In that loop, writing with a chatbot can feel like riding a horse with a mind of its own—the compressed mind of everyone. It moves fluently, sometimes beautifully, anticipating your direction, even surprising you. But the rider is never fully in control. What you’re steering is not just a model. It is a distillation of billions of sentences written by others, across time, genre, and culture. That’s its strength, but also its friction. You are not alone in the saddle. You are co-writing with the average, the archived, the dominant. This is the resistance many writers feel when trying to express something particular, personal, or strange.
The Mysteries That Remain
The path from Shannon and Turing to ChatGPT is a long march toward fluency. But in automating the statistics of language, something essential was left behind: the silence, the hesitation, the quiet struggle of a mind shaping thought into words. The models I saw that day were astonishing, but their seamlessness was the very thing that made them a mystery. They had no seams because they had no life to live through them.
The texts that shaped me carried power not in their words alone, but in the humanity behind them. A reminder that language is a living practice of agency and choice.
I was reminded of this earlier this year when I tried to write a tribute to one of the best teachers from my undergraduate days, who had just passed away. I wrote and rewrote the opening line for hours. Too formal. Too sentimental. Too flat. Eventually, I left it unfinished. Not because I didn’t care, but because I did. The words had to mean what I felt, and nothing quite fit. I couldn’t enter the state I needed: fully in grief, fully aware.

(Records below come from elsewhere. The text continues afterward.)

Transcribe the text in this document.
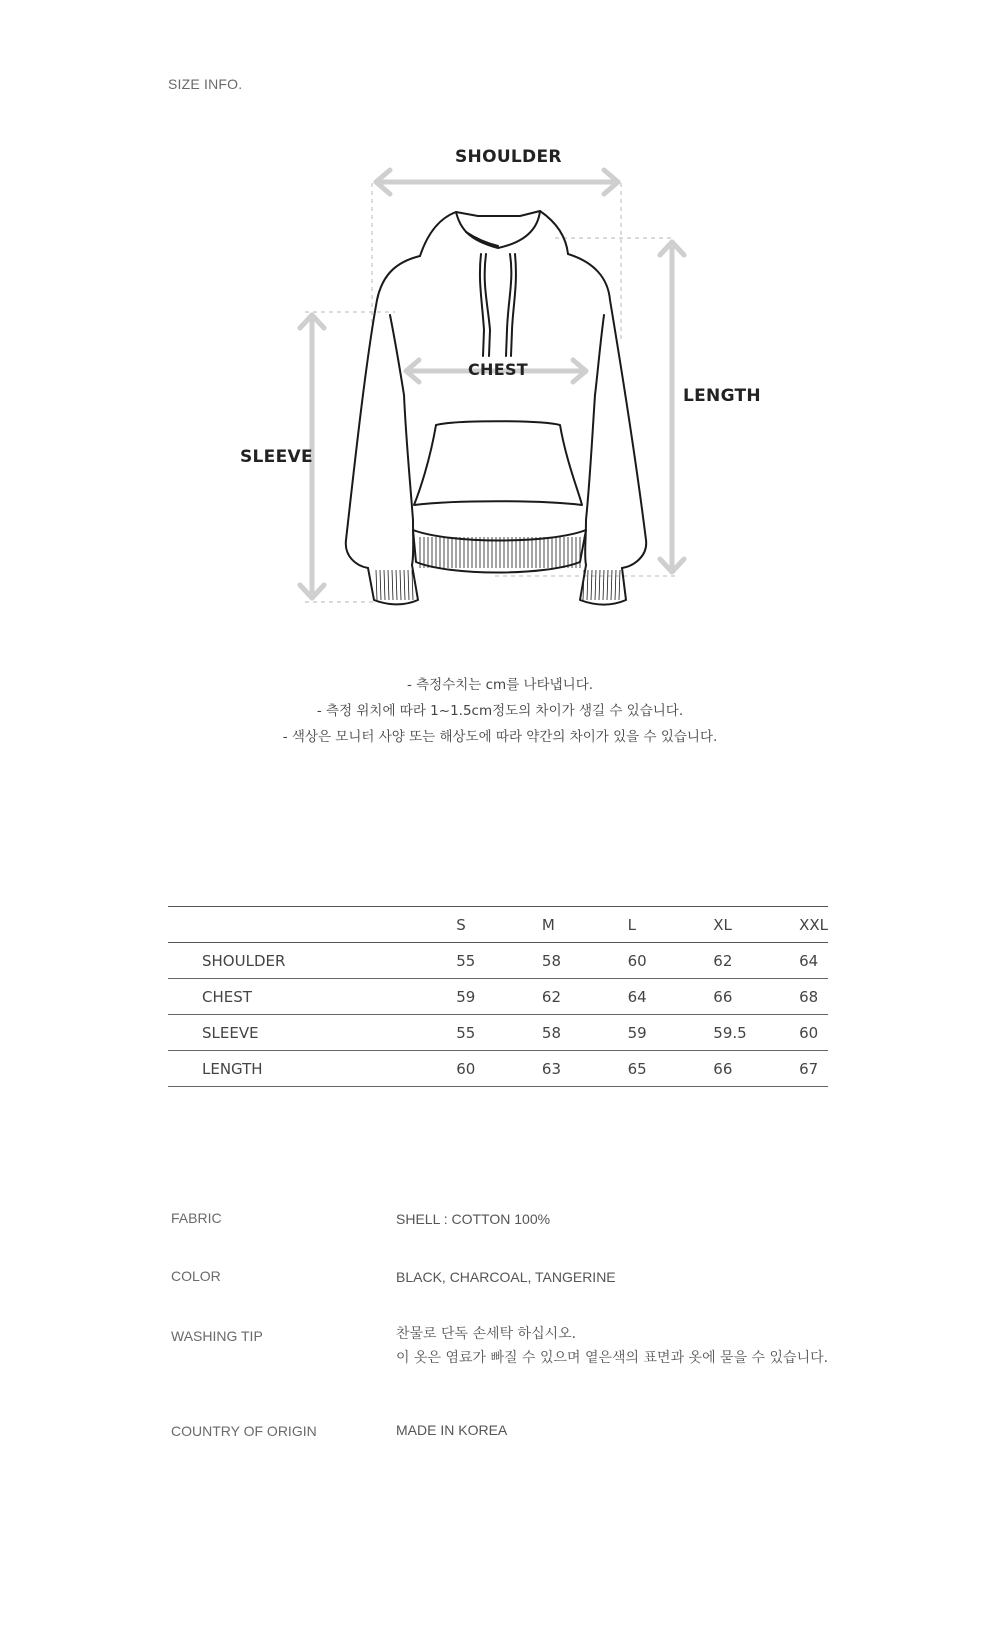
SIZE INFO.
SHOULDER
CHEST
LENGTH
SLEEVE
- 측정수치는 cm를 나타냅니다.
- 측정 위치에 따라 1~1.5cm정도의 차이가 생길 수 있습니다.
- 색상은 모니터 사양 또는 해상도에 따라 약간의 차이가 있을 수 있습니다.
	S	M	L	XL	XXL
SHOULDER	55	58	60	62	64
CHEST	59	62	64	66	68
SLEEVE	55	58	59	59.5	60
LENGTH	60	63	65	66	67
FABRIC	SHELL : COTTON 100%
COLOR	BLACK, CHARCOAL, TANGERINE
WASHING TIP	찬물로 단독 손세탁 하십시오.
이 옷은 염료가 빠질 수 있으며 옅은색의 표면과 옷에 묻을 수 있습니다.
COUNTRY OF ORIGIN	MADE IN KOREA
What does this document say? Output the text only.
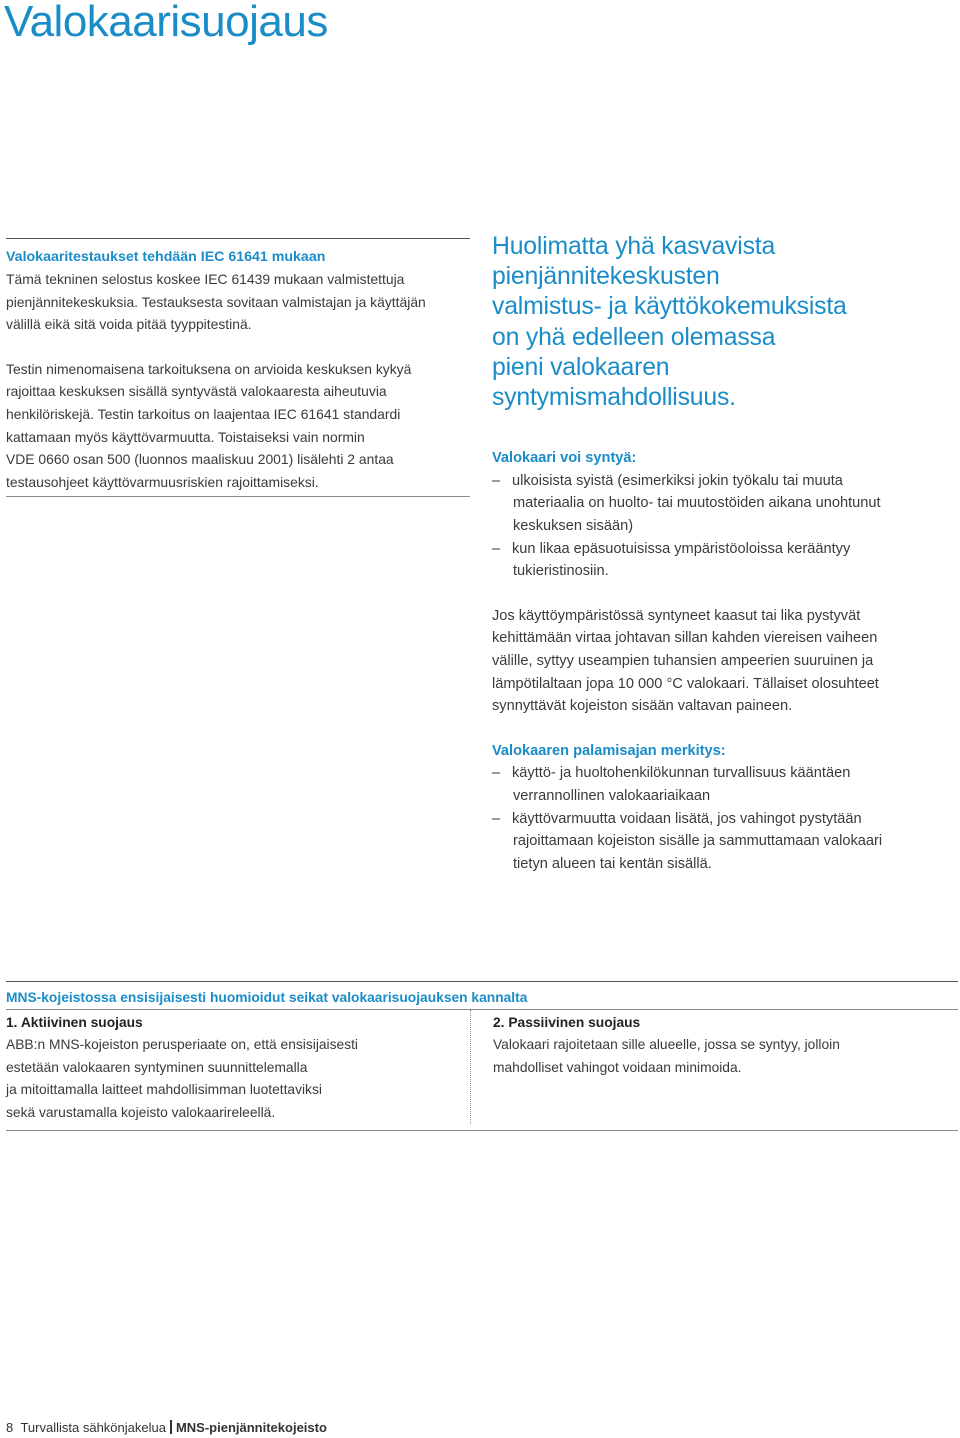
Valokaarisuojaus

Valokaaritestaukset tehdään IEC 61641 mukaan

Tämä tekninen selostus koskee IEC 61439 mukaan valmistettuja

pienjännitekeskuksia. Testauksesta sovitaan valmistajan ja käyttäjän

välillä eikä sitä voida pitää tyyppitestinä.

Testin nimenomaisena tarkoituksena on arvioida keskuksen kykyä

rajoittaa keskuksen sisällä syntyvästä valokaaresta aiheutuvia

henkilöriskejä. Testin tarkoitus on laajentaa IEC 61641 standardi

kattamaan myös käyttövarmuutta. Toistaiseksi vain normin

VDE 0660 osan 500 (luonnos maaliskuu 2001) lisälehti 2 antaa

testausohjeet käyttövarmuusriskien rajoittamiseksi.

Huolimatta yhä kasvavista
pienjännitekeskusten
valmistus- ja käyttökokemuksista
on yhä edelleen olemassa
pieni valokaaren
syntymismahdollisuus.

Valokaari voi syntyä:

– ulkoisista syistä (esimerkiksi jokin työkalu tai muuta
materiaalia on huolto- tai muutostöiden aikana unohtunut
keskuksen sisään)
– kun likaa epäsuotuisissa ympäristöoloissa kerääntyy
tukieristinosiin.

Jos käyttöympäristössä syntyneet kaasut tai lika pystyvät

kehittämään virtaa johtavan sillan kahden viereisen vaiheen

välille, syttyy useampien tuhansien ampeerien suuruinen ja

lämpötilaltaan jopa 10 000 °C valokaari. Tällaiset olosuhteet

synnyttävät kojeiston sisään valtavan paineen.

Valokaaren palamisajan merkitys:

– käyttö- ja huoltohenkilökunnan turvallisuus kääntäen
verrannollinen valokaariaikaan
– käyttövarmuutta voidaan lisätä, jos vahingot pystytään
rajoittamaan kojeiston sisälle ja sammuttamaan valokaari
tietyn alueen tai kentän sisällä.

MNS-kojeistossa ensisijaisesti huomioidut seikat valokaarisuojauksen kannalta

1. Aktiivinen suojaus

ABB:n MNS-kojeiston perusperiaate on, että ensisijaisesti

estetään valokaaren syntyminen suunnittelemalla

ja mitoittamalla laitteet mahdollisimman luotettaviksi

sekä varustamalla kojeisto valokaarireleellä.

2. Passiivinen suojaus

Valokaari rajoitetaan sille alueelle, jossa se syntyy, jolloin

mahdolliset vahingot voidaan minimoida.

8 Turvallista sähkönjakelua MNS-pienjännitekojeisto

To write is not just to say something—it is to wrestle meaning into shape. Sentence by sentence, the writer listens inwardly: Does this ring true? Is this what I meant? I call this semantic friction: the struggle between what we feel and what we can say, like carving a curve into wood that resists the grain. That tension gives a sentence its gravity, and it is exactly what the machine bypasses.
A model can smooth a sentence, but it cannot feel the pause before a word or the jolt of truth when it lands. That day, over coffee and cake, I struggled to articulate what was missing in the student’s flawless summaries. I didn’t have the words then.
I do now.





Very well written and in simple language so that even a layman like me could understand that AI may perhaps never be able to grasp the spirit behind what is being written or being said
One thing I absolutely adore about Mr. Vishnoi's writing style is the simplicity. No use of jargons that really helps anyone to understand any concept he teaches.